原書は、一時江戸屋敷に送られたらしいですが、すぐに能勢に送り返されて来ました。その後、辻家で大切に保存されていましたが、明治33年、辻家の縁者が、真贋の鑑定をしてもらおうと、京都の鑑定士のところへ持ち込んで、それっきり所在がわからなくなってしまいました。八方手をつくしましたが、ついに見つからなかったということです。
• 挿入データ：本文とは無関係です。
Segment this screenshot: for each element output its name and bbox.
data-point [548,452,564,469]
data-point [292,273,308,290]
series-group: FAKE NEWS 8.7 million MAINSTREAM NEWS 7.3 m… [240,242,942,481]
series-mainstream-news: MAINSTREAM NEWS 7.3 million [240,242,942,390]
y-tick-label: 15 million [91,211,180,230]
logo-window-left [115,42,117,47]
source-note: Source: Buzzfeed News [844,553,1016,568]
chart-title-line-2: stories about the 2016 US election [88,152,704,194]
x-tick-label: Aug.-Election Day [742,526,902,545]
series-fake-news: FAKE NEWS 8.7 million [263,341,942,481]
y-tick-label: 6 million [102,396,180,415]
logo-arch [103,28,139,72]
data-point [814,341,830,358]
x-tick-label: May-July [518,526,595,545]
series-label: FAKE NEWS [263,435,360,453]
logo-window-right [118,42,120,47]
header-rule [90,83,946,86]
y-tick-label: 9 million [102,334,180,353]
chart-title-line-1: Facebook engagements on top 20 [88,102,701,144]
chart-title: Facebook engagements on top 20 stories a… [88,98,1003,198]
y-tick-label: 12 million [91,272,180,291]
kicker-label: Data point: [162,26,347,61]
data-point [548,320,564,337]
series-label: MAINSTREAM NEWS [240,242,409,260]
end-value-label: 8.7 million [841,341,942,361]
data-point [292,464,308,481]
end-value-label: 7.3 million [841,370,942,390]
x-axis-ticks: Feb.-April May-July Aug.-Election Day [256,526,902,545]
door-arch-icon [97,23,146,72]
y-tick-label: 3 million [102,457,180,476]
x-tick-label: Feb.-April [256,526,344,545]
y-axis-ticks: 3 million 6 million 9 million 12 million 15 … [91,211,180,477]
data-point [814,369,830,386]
いま遺書の原物があれば、現在の技術なら、たとえ800年前のものでも、おそらく書かれた年代を識別・鑑定することができたであろうでしょうに、残念なことです。 いまとなっては、当時作られた写本に頼るほかありません。

写本製作者「山川正宣」のこと

能勢藩国家老の大南久太郎は、さらに確かな人に見てもらいたいと、能勢に隣する池田(現大阪府池田市)に住む山川正宣(やまかわまさのぶ)という国学者に遺書の鑑定を依頼しました。依頼された山川正宣は、600年前のものであろうと証言し内容に感動して、一字一句間違いなく、筆跡も真似て書写したといいます。
山川正宣は、地方の地味な学者ではありましたが、考証学の面ではかなりの実績をあげていた人だったようで、各種の人名辞典にその名が見えます。

「安徳天皇は生きていた」という遺書についての地元研究家の足跡

昭和50年代後半、藤原経房の遺書に着目した地元の郷土史研究家による、精力的な調査研究が行われました。実際に他の地方の安徳陵参考地(宮内庁が安徳天皇陵の参考として指定した陵墓)にも出掛け、さらに二度、宮内庁を訪ね、この遺書が本物であることを説いています。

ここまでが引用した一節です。